Thread: Tough Love?
View Single Post
Old 12-27-2007, 11:02 AM
  # 11 (permalink)  
miss communicat
Member
 
miss communicat's Avatar
 
Join Date: Dec 2005
Location: in the present moment
Posts: 2,060
Without a doubt, clarify not only your concerns but become firm within yourself and to him what the rules are in your home. But have no expectations, and protect your valuables and your energy.

it has been my experience that if I step in to provide a soft landing for my grown child, she will not take FULL responsibility for her own life. If I soften the consequences of her choices, even a little, I am doing her no good.

I need to be honest and strong, courageous enough to risk discomfort for a time and see that I often do these rescue missions to make MY anxiety and parental guilt go away.

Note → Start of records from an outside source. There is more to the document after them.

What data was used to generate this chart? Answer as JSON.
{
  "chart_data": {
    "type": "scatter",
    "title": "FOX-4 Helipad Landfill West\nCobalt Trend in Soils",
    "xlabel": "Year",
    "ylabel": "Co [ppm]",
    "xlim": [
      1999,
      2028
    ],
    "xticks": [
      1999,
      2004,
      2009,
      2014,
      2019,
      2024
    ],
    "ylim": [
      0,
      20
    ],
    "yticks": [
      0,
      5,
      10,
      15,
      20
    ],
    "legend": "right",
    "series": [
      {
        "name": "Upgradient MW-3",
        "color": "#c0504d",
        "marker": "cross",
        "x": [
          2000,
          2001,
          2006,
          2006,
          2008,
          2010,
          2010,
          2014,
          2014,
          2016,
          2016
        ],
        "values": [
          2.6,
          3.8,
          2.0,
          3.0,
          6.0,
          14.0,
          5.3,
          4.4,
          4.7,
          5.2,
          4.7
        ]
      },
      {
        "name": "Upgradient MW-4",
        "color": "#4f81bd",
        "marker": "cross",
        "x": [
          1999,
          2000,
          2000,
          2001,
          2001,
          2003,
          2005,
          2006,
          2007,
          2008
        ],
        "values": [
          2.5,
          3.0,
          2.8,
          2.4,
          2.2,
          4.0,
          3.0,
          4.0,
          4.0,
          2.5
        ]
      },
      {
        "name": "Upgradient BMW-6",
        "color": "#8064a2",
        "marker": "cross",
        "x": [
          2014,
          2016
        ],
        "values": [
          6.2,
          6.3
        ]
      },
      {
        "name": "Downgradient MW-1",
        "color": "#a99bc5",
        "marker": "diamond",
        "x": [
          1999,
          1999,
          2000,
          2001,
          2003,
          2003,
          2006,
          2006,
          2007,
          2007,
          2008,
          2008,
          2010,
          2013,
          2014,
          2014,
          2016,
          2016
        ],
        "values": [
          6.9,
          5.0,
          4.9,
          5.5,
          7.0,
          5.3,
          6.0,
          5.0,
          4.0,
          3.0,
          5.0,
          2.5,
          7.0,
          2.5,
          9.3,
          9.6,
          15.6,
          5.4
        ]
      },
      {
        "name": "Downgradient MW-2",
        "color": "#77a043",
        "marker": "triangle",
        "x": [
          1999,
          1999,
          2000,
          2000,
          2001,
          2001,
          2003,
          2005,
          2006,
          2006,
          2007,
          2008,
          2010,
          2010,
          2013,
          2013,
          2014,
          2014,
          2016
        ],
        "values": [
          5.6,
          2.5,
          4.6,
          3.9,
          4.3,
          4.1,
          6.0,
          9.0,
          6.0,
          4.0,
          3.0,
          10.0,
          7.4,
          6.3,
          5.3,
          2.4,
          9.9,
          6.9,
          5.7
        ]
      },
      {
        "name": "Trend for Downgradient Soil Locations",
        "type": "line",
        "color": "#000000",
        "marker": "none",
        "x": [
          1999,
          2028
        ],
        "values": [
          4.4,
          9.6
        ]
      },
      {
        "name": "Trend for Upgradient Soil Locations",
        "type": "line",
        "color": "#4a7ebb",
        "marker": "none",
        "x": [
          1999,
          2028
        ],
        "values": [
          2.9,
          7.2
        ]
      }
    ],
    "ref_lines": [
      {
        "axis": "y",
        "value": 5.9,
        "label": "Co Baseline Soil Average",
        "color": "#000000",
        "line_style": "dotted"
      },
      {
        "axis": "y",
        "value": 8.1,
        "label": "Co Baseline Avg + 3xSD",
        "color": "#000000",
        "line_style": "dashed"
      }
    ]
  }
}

I dont want to feel the feelings it brings up in me, so I take an action that feels better in the moment.

In the long run, I end up with resentments because she was not grateful enough, not you-name-it-enough, to have changed as I see fit.

For me, the codependency of parenting is the hardest work to heal through. Fortunately, I don't have to finish today!

Good luck in your situation. It sounds like you will have many golden opportunities for setting firm, clear boundaries. My only advise is to prepare for that now by coming to terms with yourself as far as what you will accept in your house and what the consequences will be should the lines be crossed or disrespected.

Or, change your mind now. Don't go forward with the plan if you don't feel it is right.